Services (.service)

Pass environment variables to a systemd service

3 min · updated June 15, 2026

Apps configured by environment variables (12-factor style) read them from the service’s environment. systemd gives you two ways to set it.

Inline, in the unit

[Service]
Environment=NODE_ENV=production
Environment=PORT=8080 LOG_LEVEL=info
ExecStart=/opt/app/server

Multiple Environment= lines accumulate; you can also put several KEY=value pairs on one line.
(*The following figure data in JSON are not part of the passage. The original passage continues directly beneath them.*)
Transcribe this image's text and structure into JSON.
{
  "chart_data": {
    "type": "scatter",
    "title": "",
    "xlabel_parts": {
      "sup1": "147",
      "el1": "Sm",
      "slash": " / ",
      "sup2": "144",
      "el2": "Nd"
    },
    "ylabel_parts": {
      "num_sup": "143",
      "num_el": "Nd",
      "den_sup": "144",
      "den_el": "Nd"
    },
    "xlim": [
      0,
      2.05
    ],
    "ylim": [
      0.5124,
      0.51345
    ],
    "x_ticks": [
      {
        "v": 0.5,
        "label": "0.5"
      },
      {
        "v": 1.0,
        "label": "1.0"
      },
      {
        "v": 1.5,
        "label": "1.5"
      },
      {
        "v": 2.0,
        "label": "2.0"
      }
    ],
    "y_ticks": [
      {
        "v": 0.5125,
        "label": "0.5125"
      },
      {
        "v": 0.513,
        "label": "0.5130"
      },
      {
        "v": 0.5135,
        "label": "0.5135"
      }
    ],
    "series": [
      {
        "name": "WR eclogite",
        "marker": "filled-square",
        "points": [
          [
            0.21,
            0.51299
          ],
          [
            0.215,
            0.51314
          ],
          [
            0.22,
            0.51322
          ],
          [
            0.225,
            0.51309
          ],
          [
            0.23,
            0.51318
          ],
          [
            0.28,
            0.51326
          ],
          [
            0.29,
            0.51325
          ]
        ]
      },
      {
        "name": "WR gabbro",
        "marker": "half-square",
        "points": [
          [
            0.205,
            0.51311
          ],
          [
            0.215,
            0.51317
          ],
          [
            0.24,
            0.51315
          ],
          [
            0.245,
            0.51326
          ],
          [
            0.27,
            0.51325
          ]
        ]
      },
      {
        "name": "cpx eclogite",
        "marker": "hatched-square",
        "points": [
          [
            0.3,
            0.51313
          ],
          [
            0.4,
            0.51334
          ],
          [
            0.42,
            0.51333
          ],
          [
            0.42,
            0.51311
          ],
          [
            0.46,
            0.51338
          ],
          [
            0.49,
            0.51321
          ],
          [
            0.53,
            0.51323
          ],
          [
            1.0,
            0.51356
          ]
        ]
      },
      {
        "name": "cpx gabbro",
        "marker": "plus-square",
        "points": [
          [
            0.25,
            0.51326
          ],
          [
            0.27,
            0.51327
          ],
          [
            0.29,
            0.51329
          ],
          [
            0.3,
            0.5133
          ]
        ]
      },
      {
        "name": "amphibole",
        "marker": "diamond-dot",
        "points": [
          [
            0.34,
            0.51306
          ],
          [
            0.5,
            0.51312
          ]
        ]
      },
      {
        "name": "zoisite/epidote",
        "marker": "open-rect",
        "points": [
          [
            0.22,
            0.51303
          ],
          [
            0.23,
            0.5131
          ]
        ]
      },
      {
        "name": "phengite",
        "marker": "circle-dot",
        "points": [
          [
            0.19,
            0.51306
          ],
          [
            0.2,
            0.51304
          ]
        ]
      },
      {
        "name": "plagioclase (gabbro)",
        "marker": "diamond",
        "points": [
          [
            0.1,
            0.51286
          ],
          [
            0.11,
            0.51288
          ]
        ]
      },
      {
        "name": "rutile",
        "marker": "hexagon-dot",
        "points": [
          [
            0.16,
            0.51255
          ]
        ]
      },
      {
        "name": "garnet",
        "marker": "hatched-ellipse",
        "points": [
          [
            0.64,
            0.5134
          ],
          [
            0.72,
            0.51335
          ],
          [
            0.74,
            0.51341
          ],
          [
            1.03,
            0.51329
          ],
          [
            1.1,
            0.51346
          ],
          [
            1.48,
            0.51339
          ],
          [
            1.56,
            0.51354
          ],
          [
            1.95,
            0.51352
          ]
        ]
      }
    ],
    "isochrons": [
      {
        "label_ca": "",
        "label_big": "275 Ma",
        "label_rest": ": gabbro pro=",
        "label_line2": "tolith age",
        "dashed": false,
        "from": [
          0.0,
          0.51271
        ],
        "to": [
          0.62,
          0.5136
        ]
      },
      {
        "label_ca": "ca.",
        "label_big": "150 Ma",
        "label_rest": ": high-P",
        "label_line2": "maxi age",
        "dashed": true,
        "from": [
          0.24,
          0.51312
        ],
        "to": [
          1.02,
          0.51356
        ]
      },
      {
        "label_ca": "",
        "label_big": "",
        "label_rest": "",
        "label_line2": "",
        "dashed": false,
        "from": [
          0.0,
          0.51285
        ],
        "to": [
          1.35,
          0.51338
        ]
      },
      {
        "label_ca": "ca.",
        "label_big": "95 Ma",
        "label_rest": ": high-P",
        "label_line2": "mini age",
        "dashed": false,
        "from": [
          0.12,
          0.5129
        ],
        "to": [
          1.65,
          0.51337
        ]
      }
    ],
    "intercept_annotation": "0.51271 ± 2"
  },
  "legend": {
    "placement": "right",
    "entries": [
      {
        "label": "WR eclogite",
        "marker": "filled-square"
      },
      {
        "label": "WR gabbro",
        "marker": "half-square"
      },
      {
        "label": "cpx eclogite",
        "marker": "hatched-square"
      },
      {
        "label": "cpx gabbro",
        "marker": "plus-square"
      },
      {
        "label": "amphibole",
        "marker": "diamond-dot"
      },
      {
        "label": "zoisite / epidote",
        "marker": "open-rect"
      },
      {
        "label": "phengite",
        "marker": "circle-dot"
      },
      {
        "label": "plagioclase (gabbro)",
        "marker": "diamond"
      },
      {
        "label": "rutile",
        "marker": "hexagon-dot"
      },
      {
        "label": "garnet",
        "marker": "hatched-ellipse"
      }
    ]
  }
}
From a file (keep secrets out of the unit)

[Service]
EnvironmentFile=/etc/myapp/env
ExecStart=/opt/app/server

/etc/myapp/env is plain KEY=value lines (no export, no shell):

DATABASE_URL=postgres://app:s3cret@db.internal/app
API_TOKEN=abcdef123456
PORT=8080

Lock it down so only root (and the service user) can read the secrets:

sudo chmod 600 /etc/myapp/env
sudo chown root:myapp /etc/myapp/env   # if the service runs as myapp, use 640

Prefix the path with - (EnvironmentFile=-/etc/myapp/env) to make a missing file non-fatal.

Apply and confirm

sudo systemctl daemon-reload
sudo systemctl restart myapp.service
# Dump the exact environment systemd will give the unit:
systemctl show myapp.service -p Environment

Gotchas: values in EnvironmentFile are not shell-expanded — FOO=$BAR is the literal string $BAR. Quotes are mostly passed through literally too, so avoid wrapping values in quotes unless your app expects them. For real secrets, prefer LoadCredential=/systemd-creds over env files, since environment variables are visible in /proc/<pid>/environ.